Saturday, March 2, 2013

SpaceX recovers cargo capsule control after glitch

CAPE CANAVERAL, Florida | Fri Mar 1, 2013 7:23pm EST

CAPE CANAVERAL, Florida (Reuters) - A rocket built by Space Exploration Technologies blasted off on Friday on a supply run to the International Space Station, but a thruster problem with the cargo ship will cause it to miss its scheduled Saturday docking, officials said.

The 157-foot (48-meter) tall Falcon 9 rocket and Dragon cargo ship lifted off at 10:10 a.m. EST (1510 GMT) from the company's leased launch pad at Cape Canaveral Air Force Station, just south of NASA's Kennedy Space Center in Florida.

The rocket delivered the Dragon capsule into its intended orbit, but within minutes engineers discovered three of the spacecraft's four rocket thruster pods were not working.

Engineers believe the problem most likely stemmed from a blockage in a pressurization system or a stuck valve, according to Elon Musk, chief executive and chief technical officer of privately owned Space Exploration Technologies, or SpaceX as the company is known.

Engineers were later able to get all four of the rocket thruster pods working. The first order of business then was to raise the capsule's obit to a higher altitude so it would not re-enter Earth's atmosphere within a day or two.

"Orbit raising burn successful. Dragon back on track," Musk posted on Twitter. NASA requires at least three thruster pods to be working before it will clear Dragon to approach the station.

The Dragon capsule, which carries more than 2,300 pounds (1,043 kg) of science equipment, spare parts, food and supplies, had been scheduled to reach the station on Saturday morning. NASA had not yet cleared SpaceX for a docking attempt. The next opportunity is Sunday.

"We have quite a bit of flexibility," NASA space station program manager Mike Suffredini said.

The cargo run is the second of 12 missions for SpaceX under a $1.6 billion NASA contract. Following a successful test flight to the space station in May 2012, SpaceX conducted its first supply run to the orbital outpost in October.

'TWO OPTIONS'

During launch of that mission, one of the Falcon's nine engines shut down early, but the other motors compensated for the power shortfall. The problem was traced to an engine material flaw, SpaceX President Gwynne Shotwell said on Thursday.

NASA's Suffredini said of that finding: "The conclusions they came to, we agree with."

"Our role as NASA is to sit next to them and work with them and understand the anomaly so that we're comfortable. We have two options as the customer: We can either put our hardware on that vehicle or not," he said.

A second space freighter, built by Orbital Sciences Corp, is expected to debut this year.

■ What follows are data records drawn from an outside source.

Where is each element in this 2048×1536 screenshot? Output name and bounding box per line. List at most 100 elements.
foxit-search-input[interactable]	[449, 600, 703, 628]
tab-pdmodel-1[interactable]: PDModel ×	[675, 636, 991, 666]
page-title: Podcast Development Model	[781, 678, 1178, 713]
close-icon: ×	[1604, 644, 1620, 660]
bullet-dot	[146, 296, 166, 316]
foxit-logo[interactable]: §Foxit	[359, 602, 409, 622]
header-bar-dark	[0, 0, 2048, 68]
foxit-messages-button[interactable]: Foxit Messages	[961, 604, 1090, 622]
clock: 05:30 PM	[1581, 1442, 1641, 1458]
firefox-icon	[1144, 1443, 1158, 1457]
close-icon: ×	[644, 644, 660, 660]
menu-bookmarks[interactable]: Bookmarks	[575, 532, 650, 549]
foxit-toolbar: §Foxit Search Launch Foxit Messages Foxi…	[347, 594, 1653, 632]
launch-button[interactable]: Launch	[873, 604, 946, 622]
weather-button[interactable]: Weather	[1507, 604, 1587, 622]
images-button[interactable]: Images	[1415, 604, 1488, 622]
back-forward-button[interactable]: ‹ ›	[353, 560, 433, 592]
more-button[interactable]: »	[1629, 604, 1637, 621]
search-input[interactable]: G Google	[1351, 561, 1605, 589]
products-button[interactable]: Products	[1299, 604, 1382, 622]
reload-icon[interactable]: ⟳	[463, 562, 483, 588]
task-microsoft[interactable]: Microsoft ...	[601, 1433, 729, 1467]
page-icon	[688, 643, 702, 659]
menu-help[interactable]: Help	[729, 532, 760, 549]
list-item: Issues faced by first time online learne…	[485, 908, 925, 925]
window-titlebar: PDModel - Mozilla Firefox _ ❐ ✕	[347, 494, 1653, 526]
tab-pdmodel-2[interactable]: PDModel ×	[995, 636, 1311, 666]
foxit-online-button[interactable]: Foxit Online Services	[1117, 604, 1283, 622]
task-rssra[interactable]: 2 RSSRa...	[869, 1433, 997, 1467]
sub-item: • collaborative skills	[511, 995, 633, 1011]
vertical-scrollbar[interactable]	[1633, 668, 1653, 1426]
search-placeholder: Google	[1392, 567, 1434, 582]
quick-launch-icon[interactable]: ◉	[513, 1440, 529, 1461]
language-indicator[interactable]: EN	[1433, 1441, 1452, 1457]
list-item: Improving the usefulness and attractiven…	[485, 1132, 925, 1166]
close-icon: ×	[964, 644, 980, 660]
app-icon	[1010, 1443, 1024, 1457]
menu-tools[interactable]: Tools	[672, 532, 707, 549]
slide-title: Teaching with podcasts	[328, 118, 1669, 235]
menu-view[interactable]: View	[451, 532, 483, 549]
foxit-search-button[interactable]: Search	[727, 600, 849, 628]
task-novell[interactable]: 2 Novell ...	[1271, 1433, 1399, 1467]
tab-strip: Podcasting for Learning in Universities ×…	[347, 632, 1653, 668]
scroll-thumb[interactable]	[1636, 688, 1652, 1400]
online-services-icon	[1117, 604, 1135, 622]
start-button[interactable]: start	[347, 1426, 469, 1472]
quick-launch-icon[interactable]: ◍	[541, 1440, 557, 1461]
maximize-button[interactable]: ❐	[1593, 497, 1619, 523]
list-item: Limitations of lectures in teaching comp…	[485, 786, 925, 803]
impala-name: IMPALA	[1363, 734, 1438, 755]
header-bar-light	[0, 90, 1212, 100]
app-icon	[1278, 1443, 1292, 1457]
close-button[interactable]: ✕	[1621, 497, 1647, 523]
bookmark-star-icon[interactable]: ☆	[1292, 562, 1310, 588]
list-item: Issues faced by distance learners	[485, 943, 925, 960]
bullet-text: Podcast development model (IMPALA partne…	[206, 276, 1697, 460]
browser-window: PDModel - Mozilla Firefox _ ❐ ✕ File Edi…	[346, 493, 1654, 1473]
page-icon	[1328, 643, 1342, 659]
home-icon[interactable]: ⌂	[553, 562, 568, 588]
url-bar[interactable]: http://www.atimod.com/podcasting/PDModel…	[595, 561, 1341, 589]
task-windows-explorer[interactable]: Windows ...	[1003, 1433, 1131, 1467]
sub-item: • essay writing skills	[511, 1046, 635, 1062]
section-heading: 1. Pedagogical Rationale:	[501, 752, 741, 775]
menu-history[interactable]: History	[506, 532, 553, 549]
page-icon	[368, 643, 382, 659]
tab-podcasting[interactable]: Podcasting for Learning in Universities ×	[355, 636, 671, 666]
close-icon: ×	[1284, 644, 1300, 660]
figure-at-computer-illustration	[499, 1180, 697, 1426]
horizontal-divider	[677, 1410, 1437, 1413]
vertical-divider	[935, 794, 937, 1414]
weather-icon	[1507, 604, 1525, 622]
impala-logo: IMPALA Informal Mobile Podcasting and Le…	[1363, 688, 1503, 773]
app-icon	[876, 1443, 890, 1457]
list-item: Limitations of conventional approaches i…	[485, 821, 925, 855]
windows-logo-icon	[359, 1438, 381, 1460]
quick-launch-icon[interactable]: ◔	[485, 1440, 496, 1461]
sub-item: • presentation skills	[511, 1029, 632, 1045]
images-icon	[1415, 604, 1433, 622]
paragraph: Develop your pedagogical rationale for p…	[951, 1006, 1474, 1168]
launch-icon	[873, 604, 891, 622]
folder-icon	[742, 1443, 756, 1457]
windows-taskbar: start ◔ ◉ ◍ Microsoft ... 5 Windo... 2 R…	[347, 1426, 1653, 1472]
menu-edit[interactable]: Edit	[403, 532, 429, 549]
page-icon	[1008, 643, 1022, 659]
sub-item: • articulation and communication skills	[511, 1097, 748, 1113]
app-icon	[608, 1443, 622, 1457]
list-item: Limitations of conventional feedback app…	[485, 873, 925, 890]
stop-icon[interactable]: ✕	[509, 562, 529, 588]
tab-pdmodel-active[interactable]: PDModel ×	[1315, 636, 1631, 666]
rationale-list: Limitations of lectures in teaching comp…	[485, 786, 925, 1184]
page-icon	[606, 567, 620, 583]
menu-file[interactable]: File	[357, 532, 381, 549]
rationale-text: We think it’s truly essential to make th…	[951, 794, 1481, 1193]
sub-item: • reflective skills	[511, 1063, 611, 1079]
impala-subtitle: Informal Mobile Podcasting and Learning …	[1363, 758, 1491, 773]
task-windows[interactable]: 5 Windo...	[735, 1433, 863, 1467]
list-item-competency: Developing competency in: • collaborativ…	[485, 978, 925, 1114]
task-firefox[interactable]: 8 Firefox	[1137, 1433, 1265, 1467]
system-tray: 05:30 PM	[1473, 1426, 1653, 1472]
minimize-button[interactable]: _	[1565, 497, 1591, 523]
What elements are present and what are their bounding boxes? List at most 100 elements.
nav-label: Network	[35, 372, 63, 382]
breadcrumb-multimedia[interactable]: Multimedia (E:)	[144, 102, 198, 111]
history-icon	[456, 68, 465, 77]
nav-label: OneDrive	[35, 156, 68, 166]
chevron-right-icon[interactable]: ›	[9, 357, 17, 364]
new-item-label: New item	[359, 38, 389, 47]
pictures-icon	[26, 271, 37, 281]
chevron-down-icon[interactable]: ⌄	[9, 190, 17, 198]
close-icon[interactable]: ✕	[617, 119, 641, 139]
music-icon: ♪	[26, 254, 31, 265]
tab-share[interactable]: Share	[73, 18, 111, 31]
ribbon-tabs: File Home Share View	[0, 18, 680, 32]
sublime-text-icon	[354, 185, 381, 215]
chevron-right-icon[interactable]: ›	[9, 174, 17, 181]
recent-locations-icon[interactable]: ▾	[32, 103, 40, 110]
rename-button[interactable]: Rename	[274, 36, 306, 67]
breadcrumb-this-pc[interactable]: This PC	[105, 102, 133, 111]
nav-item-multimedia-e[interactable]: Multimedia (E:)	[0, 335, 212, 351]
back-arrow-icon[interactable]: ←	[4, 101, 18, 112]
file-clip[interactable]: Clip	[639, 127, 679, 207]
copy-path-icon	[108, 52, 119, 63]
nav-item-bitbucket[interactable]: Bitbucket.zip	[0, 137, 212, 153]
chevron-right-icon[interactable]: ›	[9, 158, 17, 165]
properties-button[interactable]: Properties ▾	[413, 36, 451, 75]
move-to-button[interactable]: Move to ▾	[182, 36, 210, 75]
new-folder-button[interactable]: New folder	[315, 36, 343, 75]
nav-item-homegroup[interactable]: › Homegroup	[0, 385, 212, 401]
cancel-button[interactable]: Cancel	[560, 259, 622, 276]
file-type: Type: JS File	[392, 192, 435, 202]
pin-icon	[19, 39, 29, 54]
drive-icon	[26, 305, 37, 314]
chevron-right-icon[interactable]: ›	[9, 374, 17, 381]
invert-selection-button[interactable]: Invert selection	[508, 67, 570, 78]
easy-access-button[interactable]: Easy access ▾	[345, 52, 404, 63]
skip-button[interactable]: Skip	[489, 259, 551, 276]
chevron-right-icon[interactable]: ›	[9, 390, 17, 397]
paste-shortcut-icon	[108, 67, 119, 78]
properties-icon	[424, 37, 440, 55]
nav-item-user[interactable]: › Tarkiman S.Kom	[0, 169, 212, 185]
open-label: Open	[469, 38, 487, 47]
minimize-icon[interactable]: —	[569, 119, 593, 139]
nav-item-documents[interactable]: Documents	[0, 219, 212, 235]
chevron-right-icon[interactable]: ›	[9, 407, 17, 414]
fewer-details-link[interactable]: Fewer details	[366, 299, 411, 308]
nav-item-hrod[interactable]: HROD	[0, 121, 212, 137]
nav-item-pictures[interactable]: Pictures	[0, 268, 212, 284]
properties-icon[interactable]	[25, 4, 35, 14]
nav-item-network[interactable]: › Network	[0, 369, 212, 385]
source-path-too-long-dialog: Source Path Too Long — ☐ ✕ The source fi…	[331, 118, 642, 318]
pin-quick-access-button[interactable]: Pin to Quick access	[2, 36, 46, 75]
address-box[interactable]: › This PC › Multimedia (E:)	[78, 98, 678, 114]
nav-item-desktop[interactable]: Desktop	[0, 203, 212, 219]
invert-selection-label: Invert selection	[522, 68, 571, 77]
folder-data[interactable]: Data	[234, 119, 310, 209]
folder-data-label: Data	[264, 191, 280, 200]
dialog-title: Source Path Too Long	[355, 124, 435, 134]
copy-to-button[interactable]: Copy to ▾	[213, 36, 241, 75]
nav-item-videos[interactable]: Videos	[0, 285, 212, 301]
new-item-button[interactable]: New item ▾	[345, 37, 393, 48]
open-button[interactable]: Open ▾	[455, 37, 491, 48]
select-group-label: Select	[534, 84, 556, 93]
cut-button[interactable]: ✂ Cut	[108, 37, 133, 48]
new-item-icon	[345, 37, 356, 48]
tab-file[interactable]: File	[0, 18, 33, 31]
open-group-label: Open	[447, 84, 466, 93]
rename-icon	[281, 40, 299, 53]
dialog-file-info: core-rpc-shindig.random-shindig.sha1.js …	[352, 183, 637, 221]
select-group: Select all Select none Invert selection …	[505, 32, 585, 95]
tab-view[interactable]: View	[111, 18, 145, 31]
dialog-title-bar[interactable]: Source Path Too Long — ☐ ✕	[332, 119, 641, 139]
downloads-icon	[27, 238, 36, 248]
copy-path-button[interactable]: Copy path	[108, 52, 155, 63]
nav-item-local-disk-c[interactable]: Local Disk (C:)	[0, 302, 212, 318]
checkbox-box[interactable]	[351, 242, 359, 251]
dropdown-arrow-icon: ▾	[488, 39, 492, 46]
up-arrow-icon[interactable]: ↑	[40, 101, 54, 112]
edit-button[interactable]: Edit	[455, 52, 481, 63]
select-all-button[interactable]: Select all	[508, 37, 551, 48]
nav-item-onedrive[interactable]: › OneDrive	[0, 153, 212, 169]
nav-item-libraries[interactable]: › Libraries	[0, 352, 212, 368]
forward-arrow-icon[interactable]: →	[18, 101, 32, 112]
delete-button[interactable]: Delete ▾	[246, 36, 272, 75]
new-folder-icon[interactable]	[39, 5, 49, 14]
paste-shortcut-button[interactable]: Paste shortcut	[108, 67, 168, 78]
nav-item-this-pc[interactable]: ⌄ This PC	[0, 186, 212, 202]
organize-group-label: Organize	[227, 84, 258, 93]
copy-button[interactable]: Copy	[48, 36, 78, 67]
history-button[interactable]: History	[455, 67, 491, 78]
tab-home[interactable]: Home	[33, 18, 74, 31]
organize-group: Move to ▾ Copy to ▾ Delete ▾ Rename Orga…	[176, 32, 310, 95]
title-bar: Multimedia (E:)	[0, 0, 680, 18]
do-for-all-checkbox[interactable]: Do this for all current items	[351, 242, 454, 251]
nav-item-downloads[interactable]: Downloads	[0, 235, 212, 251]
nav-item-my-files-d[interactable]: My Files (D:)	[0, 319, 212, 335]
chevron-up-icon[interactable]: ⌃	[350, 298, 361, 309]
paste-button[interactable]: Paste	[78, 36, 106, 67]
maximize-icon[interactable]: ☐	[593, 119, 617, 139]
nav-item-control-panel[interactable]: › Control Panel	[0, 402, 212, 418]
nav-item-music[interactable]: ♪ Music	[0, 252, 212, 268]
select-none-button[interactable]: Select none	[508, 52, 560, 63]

NASA turned to private companies to ferry supplies to the Space Station, a $100 billion project of 15 nations, following the retirement of the U.S. space agency's shuttle fleet in 2011. Staffed by rotating crews of six, the orbiting laboratory flies about 250 miles above the Earth.

With the shuttles grounded, NASA plans to hire private firms to fly astronauts as well as cargo, breaking Russia's monopoly on crew transportation that costs more than $60 million per trip.

Across-the-board automatic U.S. government spending cuts going into effect late on Friday do not impact space station operations or supply runs, Suffredini said. But the cuts will slow development of privately owned space taxis, NASA said.

NASA has partnership agreements worth more than $1.1 billion through May 2014 with SpaceX, Boeing Co and privately owned Sierra Nevada Corp to develop passenger spacecraft.

Due to the cuts, NASA would effectively halt space taxi development work this summer, agency planning documents show.

Under the spending cuts, the agency expects its $17.8 billion spending plan for the current fiscal year to drop to $16.9 billion, NASA Administrator Charles Bolden wrote in a letter last month to Senate Appropriations Committee Chairwoman Barbara Mikulski.

"Overall availability of commercial crew transportation services would be significantly delayed, thereby extending our reliance on foreign providers for crew transportation to the International Space Station," Bolden wrote.